13. The National Commission held that on consideration of the relevant factors the valuation of the vessel was valued as Rs.21,50,000/-. On the basis of the valuation, the insurance premium was paid on the amount of Rs.21,50,000/-. The National Commission also came to the definite finding that the complainant was not guilty of any concealment of facts.
14. On consideration of the totality of the facts and circumstances, the impugned judgment of the National Commission is absolutely correct and the National Commission was fully justified in directing the insurance company to pay the value of the entire vessel Rs.21,50,000/- with interest at the rate of 12% per annum from 4th April, 1991.
15. It may be pertinent to mention that when the valuation of the vessel had been carried out by the Surveyor of the insurance company who came to the conclusion that the value of the vessel would be Rs.21,50,000/- then the Insurance Company should not hesitate to pay the amount which is legitimately due to the complainant particularly when there is no dispute that the entire vessel with cargo insured with the appellant sank while the vessel was sailing from Beypore to Kavarati.
16. We have heard the learned counsel for the parties and carefully perused the impugned judgment. In our considered view no interference is called for. We make it clear that in case the entire amount in the sum of Rs.21,50,000/- has not been paid to the respondent company, the same would be paid as expeditiously as possible and in any event within six weeks from the date of communication of this judgment. If some amount has been paid by the appellant insurance company to respondent No.1 in that event they would ensure that the adjustment of that amount is done and the remaining amount be paid to respondent No.1 within six weeks from the date of this judgment along with interest.

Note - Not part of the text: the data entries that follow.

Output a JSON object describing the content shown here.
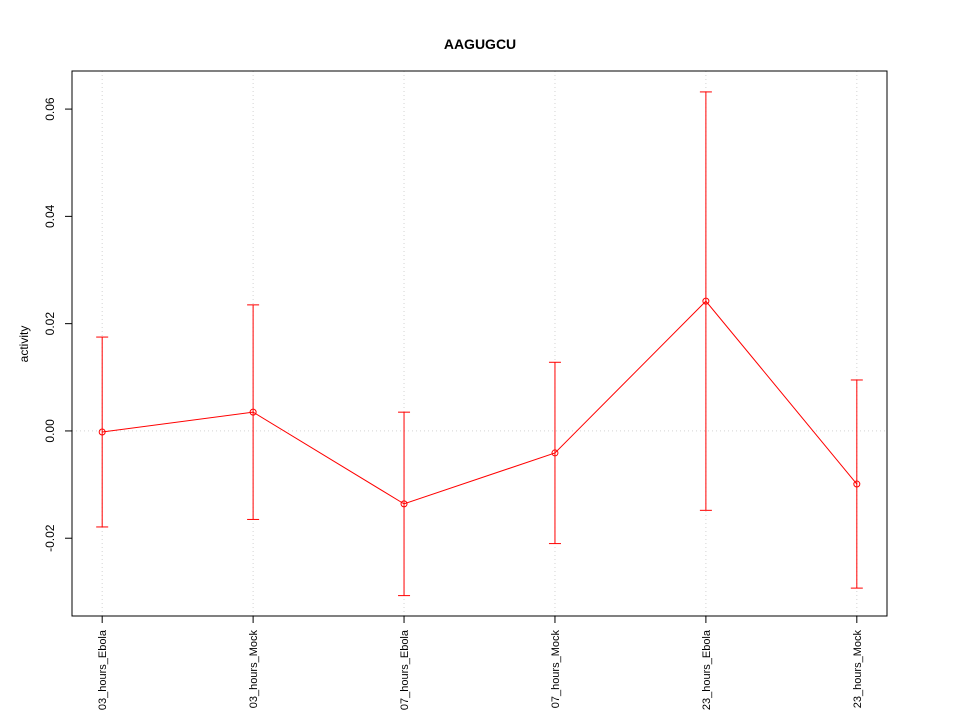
{
  "chart_data": {
    "type": "line",
    "title": "AAGUGCU",
    "ylabel": "activity",
    "categories": [
      "03_hours_Ebola",
      "03_hours_Mock",
      "07_hours_Ebola",
      "07_hours_Mock",
      "23_hours_Ebola",
      "23_hours_Mock"
    ],
    "series": [
      {
        "color": "#ff0000",
        "values": [
          -0.0002,
          0.0035,
          -0.0136,
          -0.0041,
          0.0242,
          -0.0099
        ],
        "errors": [
          0.0177,
          0.02,
          0.0171,
          0.0169,
          0.039,
          0.0194
        ]
      }
    ],
    "ylim": [
      -0.0345,
      0.0671
    ],
    "yticks": [
      {
        "value": -0.02,
        "label": "-0.02"
      },
      {
        "value": 0,
        "label": "0.00"
      },
      {
        "value": 0.02,
        "label": "0.02"
      },
      {
        "value": 0.04,
        "label": "0.04"
      },
      {
        "value": 0.06,
        "label": "0.06"
      }
    ],
    "hline": 0,
    "grid": true
  }
}
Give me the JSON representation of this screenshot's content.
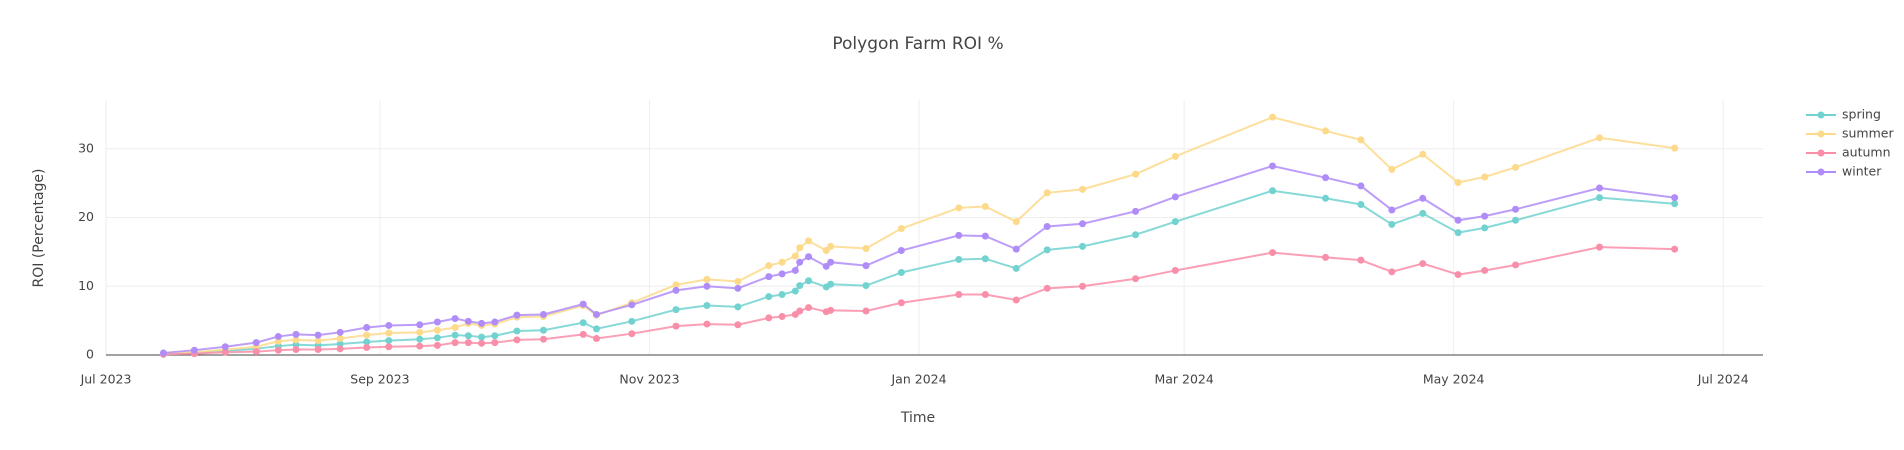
{
  "chart_data": {
    "type": "line",
    "title": "Polygon Farm ROI %",
    "x_label": "Time",
    "y_label": "ROI (Percentage)",
    "x": [
      "2023-07-14",
      "2023-07-21",
      "2023-07-28",
      "2023-08-04",
      "2023-08-09",
      "2023-08-13",
      "2023-08-18",
      "2023-08-23",
      "2023-08-29",
      "2023-09-03",
      "2023-09-10",
      "2023-09-14",
      "2023-09-18",
      "2023-09-21",
      "2023-09-24",
      "2023-09-27",
      "2023-10-02",
      "2023-10-08",
      "2023-10-17",
      "2023-10-20",
      "2023-10-28",
      "2023-11-07",
      "2023-11-14",
      "2023-11-21",
      "2023-11-28",
      "2023-12-01",
      "2023-12-04",
      "2023-12-05",
      "2023-12-07",
      "2023-12-11",
      "2023-12-12",
      "2023-12-20",
      "2023-12-28",
      "2024-01-10",
      "2024-01-16",
      "2024-01-23",
      "2024-01-30",
      "2024-02-07",
      "2024-02-19",
      "2024-02-28",
      "2024-03-21",
      "2024-04-02",
      "2024-04-10",
      "2024-04-17",
      "2024-04-24",
      "2024-05-02",
      "2024-05-08",
      "2024-05-15",
      "2024-06-03",
      "2024-06-20"
    ],
    "series": [
      {
        "name": "spring",
        "color": "#72d2d0",
        "values": [
          0.1,
          0.3,
          0.6,
          0.9,
          1.3,
          1.5,
          1.4,
          1.6,
          1.9,
          2.1,
          2.3,
          2.5,
          2.9,
          2.8,
          2.6,
          2.8,
          3.5,
          3.6,
          4.7,
          3.8,
          4.9,
          6.6,
          7.2,
          7.0,
          8.5,
          8.8,
          9.3,
          10.1,
          10.8,
          9.9,
          10.3,
          10.1,
          12.0,
          13.9,
          14.0,
          12.6,
          15.3,
          15.8,
          17.5,
          19.4,
          23.9,
          22.8,
          21.9,
          19.0,
          20.6,
          17.8,
          18.5,
          19.6,
          22.9,
          22.0
        ]
      },
      {
        "name": "summer",
        "color": "#fdd98a",
        "values": [
          0.2,
          0.4,
          0.8,
          1.2,
          2.0,
          2.2,
          2.1,
          2.4,
          2.9,
          3.2,
          3.3,
          3.6,
          4.0,
          4.6,
          4.3,
          4.5,
          5.5,
          5.6,
          7.2,
          5.8,
          7.6,
          10.2,
          11.0,
          10.7,
          13.0,
          13.5,
          14.4,
          15.6,
          16.6,
          15.2,
          15.8,
          15.5,
          18.4,
          21.4,
          21.6,
          19.4,
          23.6,
          24.1,
          26.3,
          28.9,
          34.6,
          32.6,
          31.3,
          27.0,
          29.2,
          25.1,
          25.9,
          27.3,
          31.6,
          30.1
        ]
      },
      {
        "name": "autumn",
        "color": "#f98ea8",
        "values": [
          0.1,
          0.2,
          0.4,
          0.5,
          0.7,
          0.8,
          0.8,
          0.9,
          1.1,
          1.2,
          1.3,
          1.4,
          1.8,
          1.8,
          1.7,
          1.8,
          2.2,
          2.3,
          3.0,
          2.4,
          3.1,
          4.2,
          4.5,
          4.4,
          5.4,
          5.6,
          5.9,
          6.4,
          6.9,
          6.3,
          6.5,
          6.4,
          7.6,
          8.8,
          8.8,
          8.0,
          9.7,
          10.0,
          11.1,
          12.3,
          14.9,
          14.2,
          13.8,
          12.1,
          13.3,
          11.7,
          12.3,
          13.1,
          15.7,
          15.4
        ]
      },
      {
        "name": "winter",
        "color": "#b08cf9",
        "values": [
          0.3,
          0.7,
          1.2,
          1.8,
          2.7,
          3.0,
          2.9,
          3.3,
          4.0,
          4.3,
          4.4,
          4.8,
          5.3,
          4.9,
          4.6,
          4.8,
          5.8,
          5.9,
          7.4,
          5.9,
          7.3,
          9.4,
          10.0,
          9.7,
          11.4,
          11.8,
          12.3,
          13.5,
          14.3,
          12.9,
          13.5,
          13.0,
          15.2,
          17.4,
          17.3,
          15.4,
          18.7,
          19.1,
          20.9,
          23.0,
          27.5,
          25.8,
          24.6,
          21.1,
          22.8,
          19.6,
          20.2,
          21.2,
          24.3,
          22.9
        ]
      }
    ],
    "xlim": [
      "2023-07-01",
      "2024-07-10"
    ],
    "xticks": [
      {
        "value": "2023-07-01",
        "label": "Jul 2023"
      },
      {
        "value": "2023-09-01",
        "label": "Sep 2023"
      },
      {
        "value": "2023-11-01",
        "label": "Nov 2023"
      },
      {
        "value": "2024-01-01",
        "label": "Jan 2024"
      },
      {
        "value": "2024-03-01",
        "label": "Mar 2024"
      },
      {
        "value": "2024-05-01",
        "label": "May 2024"
      },
      {
        "value": "2024-07-01",
        "label": "Jul 2024"
      }
    ],
    "ylim": [
      0,
      37.1
    ],
    "yticks": [
      0,
      10,
      20,
      30
    ],
    "grid": true,
    "legend": "right"
  }
}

17. Before parting with this case we would like to observe that the insurance companies in genuine and bona fide claims of the insurers should not adopt the attitude of avoiding payments on one pretext or the other. This attitude puts a serious question mark on their credibility and trustworthiness of the insurance companies. Incidentally by adopting honest approach and attitude the insurance companies would be able to save enormous litigation costs and the interest liability.
18. The tendency of approaching the Apex Court in every such case also needs to be effectively curbed.
19. The appeal being devoid of any merit is accordingly dismissed with costs which is quantified at Rs.25,000/- to be also paid by the appellant Insurance Company to respondent No. 1 within six weeks from today. The appeal is accordingly disposed of.